Alok Kumar is an assistant professor of finance at the McCombs School of Business. His research was featured in the McCombs Today blog.
The idea of free will has taken a beating in the last few decades. It seems every day scientists are providing further evidence that all behavior can be explained by an equation of genetics and environmental factors that adds up to one subconscious bias or another.
For example, if ascending to the helm of a major corporation is the result of an individual’s intelligence, hard work, vision and the ability to motivate others, then there shouldn’t be the glaring fact that you have a better chance at becoming a CEO if you are tall. In his book “Blink” Malcolm Gladwell shared this stat with his readers: “In the U.S. population, about 14.5 percent of all men are six feet or over. Among CEOs of Fortune 500 companies, that number is 58 percent.”
The CEO phenomenon suggests that people favor tall people. And research has shown that in general tall people, well, have better lives. They are more likely to be more optimistic, healthier and have stronger social networks. It is a result of all of the love and attention paid to them starting from early childhood.
Adding to this growing research, Alok Kumar, assistant professor of finance at the McCombs School of Business, recently completed a study which demonstrates for the first time how height also can be a predictor of how somebody manages money.
“The effect of height on your financial decisions is second only to wealth,” Kumar said. “It is known that wealthier people will hold riskier assets and take more chances. Some have thought that after wealth, age or education would be the next-best predictor. Height beats all of those. That to me was quite surprising.”
The paper, which uses data from several European countries as well as the U.S., finds the tendency to participate in the stock market is about 15 percent higher for tall individuals. “That is a big result,” Kumar said.
The research, co-authored by George Korniotis, also finds that when tall people take part in the stock market, they will pick riskier securities and mutual funds. In addition, they are more likely to be entrepreneurs.
As for investment returns, their data set didn’t include performance. However, Kumar said that other aspects of the data points to prudent rather than reckless behavior.
“Taller people take more risks, but not too much risk,” Kumar said. “So they are judicious risk takers.”
Two other findings from the paper would seem common sensical. One, that the risk effect is less pronounced in tall women, and two, it gets reversed for the very tall.
In any case, height really isn’t the main focus of the paper. Instead, Kumar said, height is essentially a proxy for all of the other life experiences that one expects to have if they are tall.
“Height is capturing what kind of environment you are surrounded with from an early age,” Kumar said. “For example someone pats you on the back as a child, offers reinforcement. Small things can lead to better self-confidence, self-esteem — all the things that are associated with being tall.”

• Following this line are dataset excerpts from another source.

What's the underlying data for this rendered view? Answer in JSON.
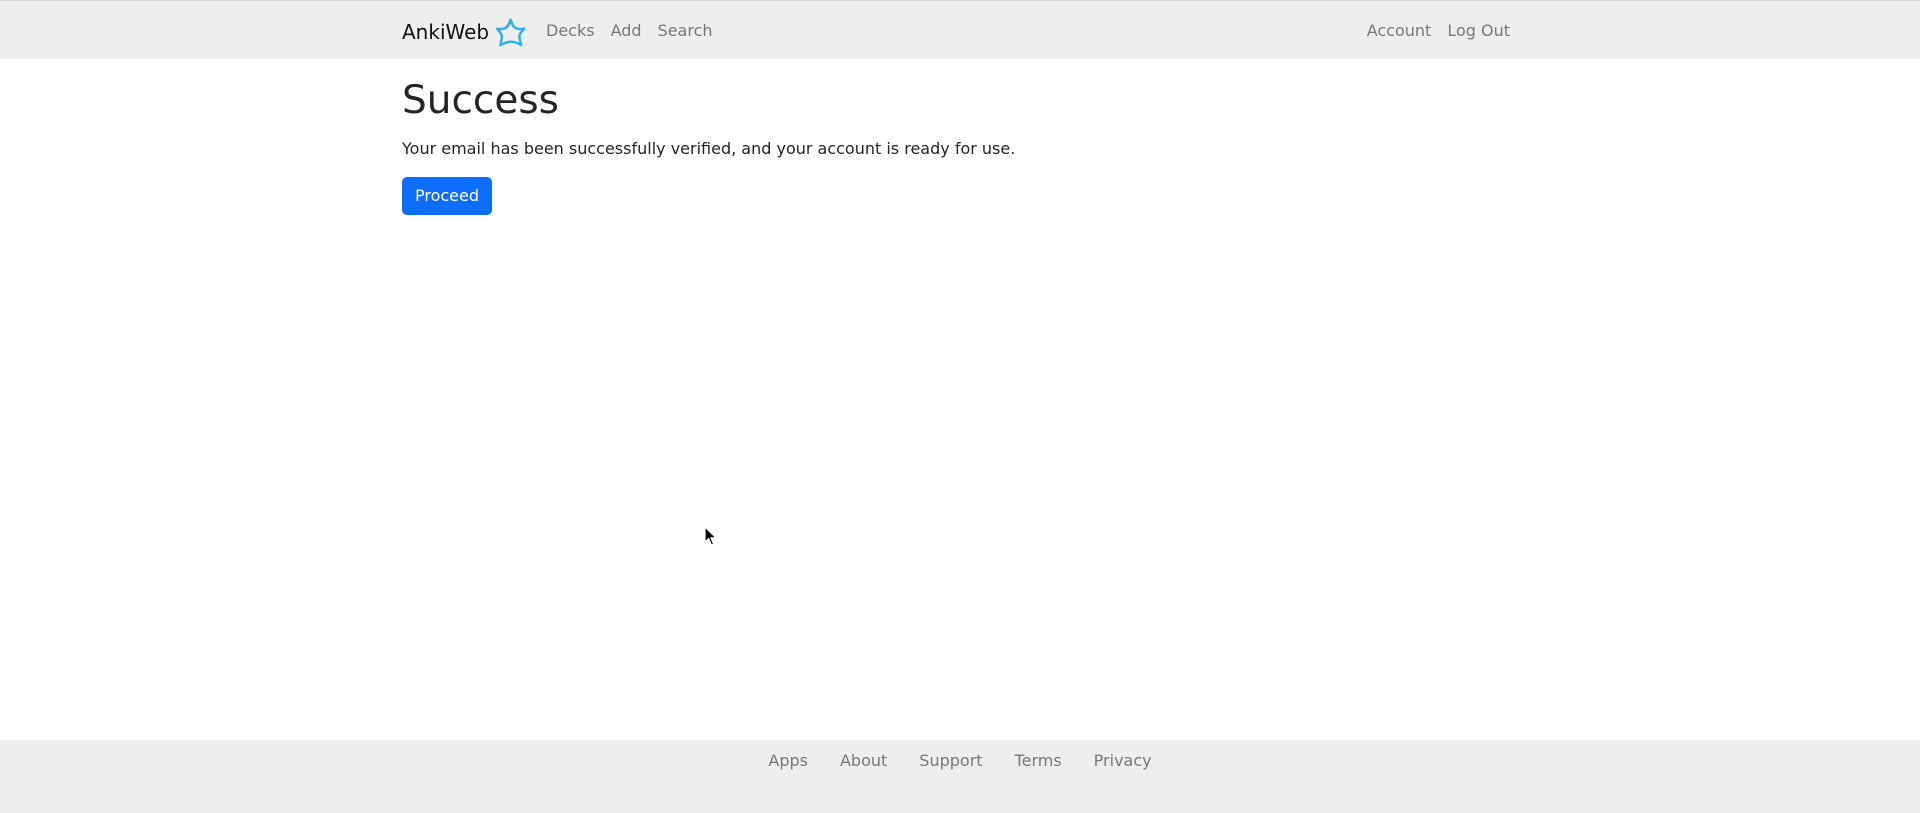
{
  "navbar": {
    "brand": "AnkiWeb",
    "brand_icon": "star-icon",
    "accent_color": "#2ab1e8",
    "left_links": [
      {
        "label": "Decks"
      },
      {
        "label": "Add"
      },
      {
        "label": "Search"
      }
    ],
    "right_links": [
      {
        "label": "Account"
      },
      {
        "label": "Log Out"
      }
    ]
  },
  "main": {
    "title": "Success",
    "message": "Your email has been successfully verified, and your account is ready for use.",
    "proceed_label": "Proceed",
    "button_color": "#0d6efd"
  },
  "footer": {
    "links": [
      {
        "label": "Apps"
      },
      {
        "label": "About"
      },
      {
        "label": "Support"
      },
      {
        "label": "Terms"
      },
      {
        "label": "Privacy"
      }
    ]
  }
}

In previous studies, Kumar has shown that where you live, your age, your religion and even whether or not you gamble play a key role in how individual investors choose stocks. Kumar said that if you are aware of your biases, you might be able to counterbalance them. You could consider that free will.
“My general feeling is that left to themselves, people would not make the best financial decisions,” Kumar said. “Most people don’t even recognize their biases. They should at least be aware. For example, if I’m taller maybe I should recognize that I might be taking more risks.”
The ultimate goal for Kumar, as with other academics doing research in the area of behavioral economics, is to better understand how markets work. “But we first need to understand micro-level behavior,” he said.
“Traditional finance says behavior of individual investors is canceled out when you look at the entire market,” Kumar said. “This would be true if there were random deviations from expected behavior. However, we are learning that some are systematic with many individuals making similar mistakes at the same time, and thus the effect of those mistakes is amplified.”